C’est parce que la lutte pour l’existence s’est propagée dans toute l’étendue du monde animal qu’elle a été un moyen indispensable d’évolution. Nous voyons que, dans la concurrence entre les individus de même espèce, la survie des plus aptes a depuis le commencement favorisé la production d’un type supérieur ; mais ce n’est pas tout ; nous voyons encore que la guerre incessante entre les espèces est la cause principale et de la croissance et de l’organisation. Sans le conflit universel, il n’y aurait pas eu de développement des facultés actives. Les organes de perception et de locomotion se sont peu à peu développés durant l’action réciproque des individus poursuivants et des poursuivis.

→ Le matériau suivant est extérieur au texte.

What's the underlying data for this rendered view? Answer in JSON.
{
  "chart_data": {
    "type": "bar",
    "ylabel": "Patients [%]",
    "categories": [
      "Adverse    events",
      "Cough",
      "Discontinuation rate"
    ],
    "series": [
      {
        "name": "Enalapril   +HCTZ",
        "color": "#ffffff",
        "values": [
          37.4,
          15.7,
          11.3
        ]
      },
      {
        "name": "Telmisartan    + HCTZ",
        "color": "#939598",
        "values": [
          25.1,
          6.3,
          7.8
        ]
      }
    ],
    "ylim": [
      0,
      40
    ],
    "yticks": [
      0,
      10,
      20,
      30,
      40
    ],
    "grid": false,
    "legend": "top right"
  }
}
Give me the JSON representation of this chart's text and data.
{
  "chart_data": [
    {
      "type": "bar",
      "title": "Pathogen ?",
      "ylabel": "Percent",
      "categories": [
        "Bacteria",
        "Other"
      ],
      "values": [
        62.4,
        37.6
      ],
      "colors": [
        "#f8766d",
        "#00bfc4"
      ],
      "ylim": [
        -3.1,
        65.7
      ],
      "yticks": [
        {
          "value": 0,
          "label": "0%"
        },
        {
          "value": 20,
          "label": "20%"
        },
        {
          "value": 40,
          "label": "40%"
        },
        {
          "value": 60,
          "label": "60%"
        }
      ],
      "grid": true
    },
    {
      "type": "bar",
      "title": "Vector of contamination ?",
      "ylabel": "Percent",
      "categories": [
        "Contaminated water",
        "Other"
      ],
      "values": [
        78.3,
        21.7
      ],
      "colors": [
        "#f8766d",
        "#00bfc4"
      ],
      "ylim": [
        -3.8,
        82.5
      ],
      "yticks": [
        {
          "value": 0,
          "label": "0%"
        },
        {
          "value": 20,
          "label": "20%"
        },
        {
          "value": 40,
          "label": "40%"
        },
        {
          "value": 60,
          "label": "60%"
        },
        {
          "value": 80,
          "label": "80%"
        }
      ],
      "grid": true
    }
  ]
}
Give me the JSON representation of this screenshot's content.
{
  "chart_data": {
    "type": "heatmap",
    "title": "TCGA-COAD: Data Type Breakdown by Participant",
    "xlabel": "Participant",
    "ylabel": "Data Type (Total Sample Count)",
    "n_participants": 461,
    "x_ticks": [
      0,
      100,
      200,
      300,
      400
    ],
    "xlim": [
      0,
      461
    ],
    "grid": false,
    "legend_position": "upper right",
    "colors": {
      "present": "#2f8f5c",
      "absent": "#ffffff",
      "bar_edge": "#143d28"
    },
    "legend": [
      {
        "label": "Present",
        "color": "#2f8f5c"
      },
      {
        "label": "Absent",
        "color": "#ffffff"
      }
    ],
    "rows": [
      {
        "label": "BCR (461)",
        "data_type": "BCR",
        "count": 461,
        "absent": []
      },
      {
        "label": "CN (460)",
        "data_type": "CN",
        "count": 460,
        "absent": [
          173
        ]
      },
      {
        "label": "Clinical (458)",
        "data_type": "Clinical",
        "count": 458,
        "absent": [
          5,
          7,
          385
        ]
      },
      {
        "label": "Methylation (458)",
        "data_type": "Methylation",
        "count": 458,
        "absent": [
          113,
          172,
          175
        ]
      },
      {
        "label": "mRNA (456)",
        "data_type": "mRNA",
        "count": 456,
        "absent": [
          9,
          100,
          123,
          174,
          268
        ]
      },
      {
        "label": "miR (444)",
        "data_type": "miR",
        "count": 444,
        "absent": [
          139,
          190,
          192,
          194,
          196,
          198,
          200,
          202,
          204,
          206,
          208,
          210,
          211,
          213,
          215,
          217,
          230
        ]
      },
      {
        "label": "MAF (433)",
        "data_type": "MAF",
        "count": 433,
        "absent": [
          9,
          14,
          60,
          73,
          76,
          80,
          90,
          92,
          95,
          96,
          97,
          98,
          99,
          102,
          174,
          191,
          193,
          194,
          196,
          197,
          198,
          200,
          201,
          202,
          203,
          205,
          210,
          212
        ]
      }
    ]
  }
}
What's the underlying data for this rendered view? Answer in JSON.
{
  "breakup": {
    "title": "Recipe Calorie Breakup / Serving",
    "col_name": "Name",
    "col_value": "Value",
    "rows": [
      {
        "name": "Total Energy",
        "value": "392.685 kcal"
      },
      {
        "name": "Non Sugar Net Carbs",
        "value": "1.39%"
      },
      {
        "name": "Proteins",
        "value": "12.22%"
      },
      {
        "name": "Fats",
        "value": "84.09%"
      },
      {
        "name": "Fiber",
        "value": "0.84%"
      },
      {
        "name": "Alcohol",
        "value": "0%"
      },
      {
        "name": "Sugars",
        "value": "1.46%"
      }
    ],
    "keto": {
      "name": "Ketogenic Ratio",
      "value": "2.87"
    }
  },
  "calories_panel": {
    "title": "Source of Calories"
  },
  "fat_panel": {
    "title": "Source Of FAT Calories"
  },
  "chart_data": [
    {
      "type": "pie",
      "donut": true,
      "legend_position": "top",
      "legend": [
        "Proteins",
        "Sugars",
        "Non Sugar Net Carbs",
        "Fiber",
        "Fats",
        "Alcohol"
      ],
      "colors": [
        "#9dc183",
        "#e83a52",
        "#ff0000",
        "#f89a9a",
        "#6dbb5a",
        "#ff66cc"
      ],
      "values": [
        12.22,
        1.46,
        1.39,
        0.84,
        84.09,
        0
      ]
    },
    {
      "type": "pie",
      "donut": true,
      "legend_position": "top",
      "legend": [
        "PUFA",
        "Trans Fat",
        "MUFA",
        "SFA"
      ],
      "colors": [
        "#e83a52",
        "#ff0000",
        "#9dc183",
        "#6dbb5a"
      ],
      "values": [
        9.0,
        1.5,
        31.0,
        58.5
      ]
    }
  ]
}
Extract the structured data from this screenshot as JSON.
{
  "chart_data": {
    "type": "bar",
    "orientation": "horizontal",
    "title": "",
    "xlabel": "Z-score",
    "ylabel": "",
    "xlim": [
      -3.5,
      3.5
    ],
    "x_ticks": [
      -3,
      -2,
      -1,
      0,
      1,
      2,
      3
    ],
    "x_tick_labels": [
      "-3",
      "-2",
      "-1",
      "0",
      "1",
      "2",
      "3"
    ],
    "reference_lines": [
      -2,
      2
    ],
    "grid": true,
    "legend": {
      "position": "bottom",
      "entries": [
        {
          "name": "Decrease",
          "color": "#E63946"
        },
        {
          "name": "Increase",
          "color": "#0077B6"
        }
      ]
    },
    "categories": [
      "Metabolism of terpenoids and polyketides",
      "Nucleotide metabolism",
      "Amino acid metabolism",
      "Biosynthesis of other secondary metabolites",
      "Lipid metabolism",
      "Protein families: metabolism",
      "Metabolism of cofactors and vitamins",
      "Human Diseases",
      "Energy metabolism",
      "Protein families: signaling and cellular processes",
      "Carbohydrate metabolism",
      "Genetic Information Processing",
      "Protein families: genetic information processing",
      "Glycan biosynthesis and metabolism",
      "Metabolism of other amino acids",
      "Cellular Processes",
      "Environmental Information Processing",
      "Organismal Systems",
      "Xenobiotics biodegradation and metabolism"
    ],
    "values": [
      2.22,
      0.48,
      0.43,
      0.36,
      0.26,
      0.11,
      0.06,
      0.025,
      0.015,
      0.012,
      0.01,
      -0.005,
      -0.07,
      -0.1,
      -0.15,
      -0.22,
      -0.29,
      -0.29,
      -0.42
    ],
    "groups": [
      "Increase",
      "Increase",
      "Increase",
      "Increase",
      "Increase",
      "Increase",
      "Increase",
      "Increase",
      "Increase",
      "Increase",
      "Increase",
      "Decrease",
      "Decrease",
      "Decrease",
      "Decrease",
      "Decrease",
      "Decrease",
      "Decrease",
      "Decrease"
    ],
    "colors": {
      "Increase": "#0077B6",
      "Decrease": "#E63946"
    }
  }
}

Les membres et les sens en se perfectionnant ont fourni un concours plus avantageux aux viscères, et les appareils viscéraux ont fourni un meilleur apport de sang aéré aux membres et aux sens ; d’autre part, un système nerveux supérieur s’est trouvé nécessaire à chaque étape pour coordonner les actions de ces appareils plus complexes. Du côté des animaux de proie la mort par inanition, et du côté de ceux qui servent de proie la mort par destruction, ont fait disparaître les individus et les espèces les moins favorablement armés. Tout progrès dans la force, la vitesse, l’agilité ou la sagacité dans les animaux d’une classe a pour conséquence nécessaire un progrès correspondant dans les animaux de l’autre classe ; sans les efforts répétés sans fin pour atteindre la proie ou échapper à l’ennemi, sous peine de la vie, ni les uns ni les autres n’auraient pu réaliser leur progrès.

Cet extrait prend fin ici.